3. **Model Size Scaling:** The trend observed in the 8B model is replicated and extended in the larger 32B model. The rate of decline per layer appears somewhat similar, but the 32B model has more layers over which the effect accumulates.
4. **Dataset Similarity:** Within each anchoring method, the lines for different QA datasets (PopQA, TriviaQA, HotpotQA, NQ) follow very similar trajectories. While there is some separation and noise, no single dataset dramatically outperforms or underperforms the others in a consistent manner across all layers.
### Interpretation
This data suggests a fundamental difference in how "Q-Anchored" and "A-Anchored" methods interact with the internal representations of the Qwen3 language models. The stable, near-zero ΔP for A-Anchored methods implies that this anchoring technique does not induce a significant layer-wise shift in the measured property (likely related to probability or performance). In contrast, the Q-Anchored method causes a systematic change that compounds with network depth.

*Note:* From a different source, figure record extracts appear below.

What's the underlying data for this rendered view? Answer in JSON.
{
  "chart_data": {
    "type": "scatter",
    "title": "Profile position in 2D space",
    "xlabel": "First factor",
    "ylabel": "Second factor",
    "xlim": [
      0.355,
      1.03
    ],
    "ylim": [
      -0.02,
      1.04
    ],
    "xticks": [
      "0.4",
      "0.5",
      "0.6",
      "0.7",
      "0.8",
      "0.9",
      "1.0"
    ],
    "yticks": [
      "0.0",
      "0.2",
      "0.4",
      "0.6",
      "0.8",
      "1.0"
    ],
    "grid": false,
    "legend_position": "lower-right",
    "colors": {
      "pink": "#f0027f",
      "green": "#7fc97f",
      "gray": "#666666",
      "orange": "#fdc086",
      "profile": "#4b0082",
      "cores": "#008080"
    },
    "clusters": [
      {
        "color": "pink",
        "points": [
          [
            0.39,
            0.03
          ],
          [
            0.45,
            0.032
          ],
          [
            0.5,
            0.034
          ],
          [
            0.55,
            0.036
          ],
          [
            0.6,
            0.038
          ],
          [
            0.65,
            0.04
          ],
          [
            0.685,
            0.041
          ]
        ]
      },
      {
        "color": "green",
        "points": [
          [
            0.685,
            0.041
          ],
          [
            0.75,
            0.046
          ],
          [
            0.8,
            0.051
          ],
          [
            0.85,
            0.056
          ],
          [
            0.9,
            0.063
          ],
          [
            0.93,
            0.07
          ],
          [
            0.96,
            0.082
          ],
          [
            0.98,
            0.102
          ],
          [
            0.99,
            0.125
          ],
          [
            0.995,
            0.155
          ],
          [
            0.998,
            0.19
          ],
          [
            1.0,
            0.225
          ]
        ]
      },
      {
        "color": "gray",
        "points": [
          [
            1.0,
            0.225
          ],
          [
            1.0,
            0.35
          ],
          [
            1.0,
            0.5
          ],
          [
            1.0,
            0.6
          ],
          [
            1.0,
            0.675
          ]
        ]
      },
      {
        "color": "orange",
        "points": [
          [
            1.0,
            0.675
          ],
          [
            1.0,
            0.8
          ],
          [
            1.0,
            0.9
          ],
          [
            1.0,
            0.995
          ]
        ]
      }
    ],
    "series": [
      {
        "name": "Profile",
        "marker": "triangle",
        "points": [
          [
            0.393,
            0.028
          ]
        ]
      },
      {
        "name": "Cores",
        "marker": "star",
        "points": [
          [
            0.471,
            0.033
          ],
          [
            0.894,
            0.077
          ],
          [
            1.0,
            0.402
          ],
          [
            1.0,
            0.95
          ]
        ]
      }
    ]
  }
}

The layer-wise decline for Q-Anchoring could indicate that the method's effect is integrated progressively during the forward pass, or that deeper layers are more sensitive to this type of intervention. The consistency across four different QA datasets suggests this is a general phenomenon related to the model's architecture and the anchoring method, not an artifact of a specific data distribution.
The convergence of Q-Anchored lines in the final layers of the 32B model might imply a saturation point, where the maximum achievable effect of the anchoring is reached. From a technical perspective, this visualization is crucial for understanding where and how different prompting or intervention techniques (like anchoring) exert their influence within a transformer model's hierarchy. It provides empirical evidence that the impact is not uniform across layers.